The occurrence of major data breaches at banks, credit agencies, and other online corporate systems happens regularly. Large corporations have the money to hire the best security consultants and use the best tools, yet they’re exploited time and again. Take this as a warning to be diligent and conscious of hacking issues in your own programming.
If you’ve read this far, you should have a good idea of how to write 64-bit Assembly Language programs for Android, iOS, and Linux. You know how to write basic programs, as well as use the FPU and the advanced NEON processor to execute SIMD instructions.

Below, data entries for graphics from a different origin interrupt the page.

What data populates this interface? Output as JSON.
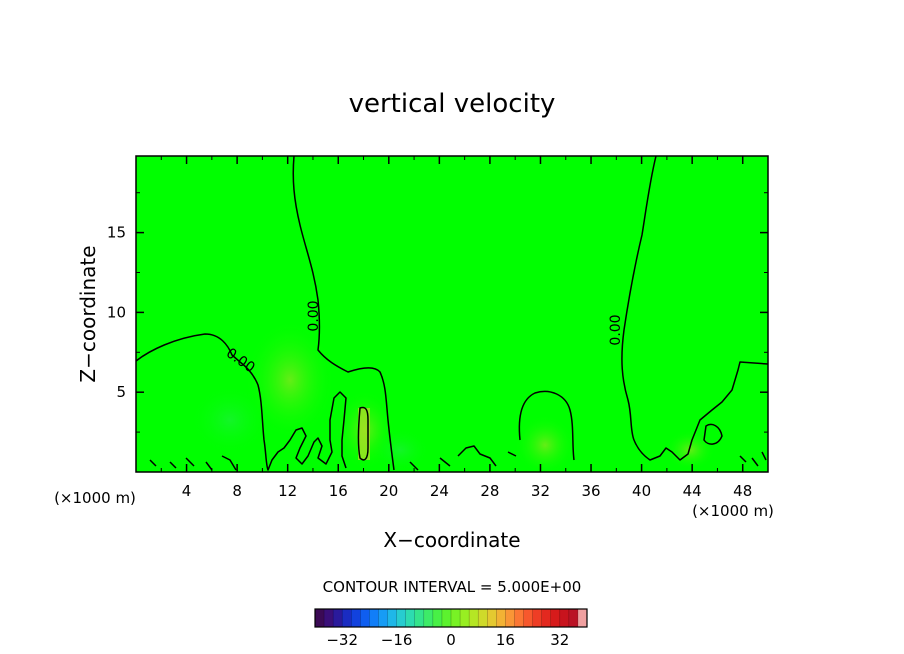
{
  "chart_data": {
    "type": "heatmap",
    "title": "vertical velocity",
    "xlabel": "X−coordinate",
    "ylabel": "Z−coordinate",
    "x_unit_label": "(×1000 m)",
    "y_unit_label": "(×1000 m)",
    "xlim": [
      0,
      50
    ],
    "ylim": [
      0,
      19.8
    ],
    "x_ticks": [
      4,
      8,
      12,
      16,
      20,
      24,
      28,
      32,
      36,
      40,
      44,
      48
    ],
    "y_ticks": [
      5,
      10,
      15
    ],
    "contour_interval_label": "CONTOUR INTERVAL = 5.000E+00",
    "contour_labels": [
      {
        "text": "0.00",
        "x": 14.0,
        "y": 10.0
      },
      {
        "text": "0.00",
        "x": 6.8,
        "y": 7.0
      },
      {
        "text": "0.00",
        "x": 38.7,
        "y": 8.8
      }
    ],
    "colorbar": {
      "min": -40,
      "max": 40,
      "ticks": [
        -32,
        -16,
        0,
        16,
        32
      ],
      "colors": [
        "#3b0a55",
        "#3a0f79",
        "#2a1a9c",
        "#1a2cc2",
        "#1242de",
        "#0f5ef0",
        "#117ef8",
        "#179cf5",
        "#1fb7e8",
        "#27ccd0",
        "#2ddbb0",
        "#34e48c",
        "#3deb68",
        "#48f046",
        "#5cf22e",
        "#78f225",
        "#98ee22",
        "#b5e624",
        "#cfda2a",
        "#e4c930",
        "#f2b234",
        "#f99636",
        "#fb7734",
        "#f7582d",
        "#ee3d25",
        "#e3291f",
        "#d61b1b",
        "#c8131d",
        "#ba1224",
        "#f0a0a0"
      ]
    },
    "field_base_color": "#00ff00"
  }
}
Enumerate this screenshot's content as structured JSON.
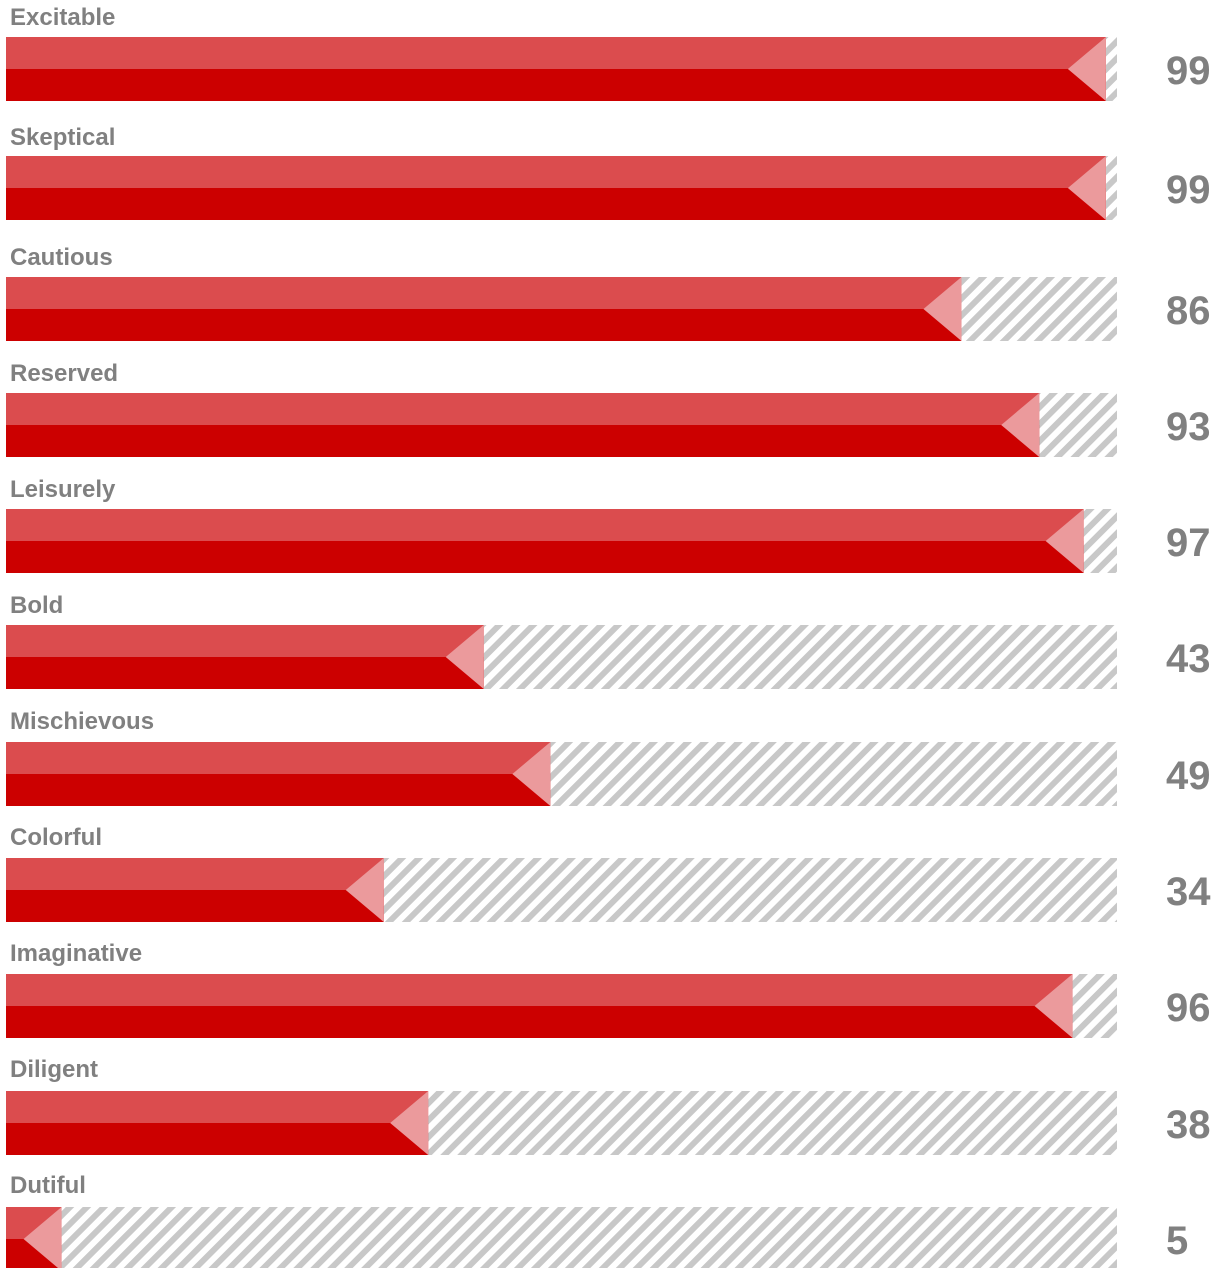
{
  "chart_data": {
    "type": "bar",
    "orientation": "horizontal",
    "categories": [
      "Excitable",
      "Skeptical",
      "Cautious",
      "Reserved",
      "Leisurely",
      "Bold",
      "Mischievous",
      "Colorful",
      "Imaginative",
      "Diligent",
      "Dutiful"
    ],
    "values": [
      99,
      99,
      86,
      93,
      97,
      43,
      49,
      34,
      96,
      38,
      5
    ],
    "value_labels": [
      "99",
      "99",
      "86",
      "93",
      "97",
      "43",
      "49",
      "34",
      "96",
      "38",
      "5"
    ],
    "xlim": [
      0,
      100
    ],
    "title": "",
    "xlabel": "",
    "ylabel": "",
    "grid": false,
    "legend": "none",
    "colors": {
      "bar_top": "#db4c4e",
      "bar_bottom": "#cc0000",
      "bar_tip": "#eb9a9c",
      "track_stripe": "#c8c8c8",
      "track_bg": "#ffffff",
      "label_text": "#808080",
      "value_text": "#808080"
    }
  }
}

Now it's up to you to go forth and experiment. The only way to learn programming is by doing. Think up your own Assembly Language projects, for example:
- 1.
Control a robot connected to the GPIO pins of an NVidia Jetson Nano.
- 2.
Optimize an AI object recognition algorithm with Assembly Language code, even using the NEON processor.
- 3.
Contribute to the ARM-specific parts of the Linux kernel to improve the operating system’s performance.
- 4.
Enhance GCC to generate more efficient ARM code.
- 5.
Think of something original that might be the next killer application.
Exercises
- 1.
In the discussion of the epilogue code when stack canaries are enabled, we mentioned that the instruction
eor x0, x1, x0
will set X0 to zero if X0 and X1 are equal. Look up the logic rules for the exclusive or instruction and show how this works.
- 2.
Consider the various APIs for strcpy. Choose one for toupper and implement it to prevent a buffer overrun.
- 3.
Turn on stack canaries for the upper.c program from Chapter 15, “Reading and Understanding Code.” Play with it to see it working correctly and a stack overrun being caught.
- 4.
Turn on PIE with some of the existing sample programs to ensure they work okay.
- 5.
Do you think that always turning on maximum protection and living with the performance hit is the safest approach?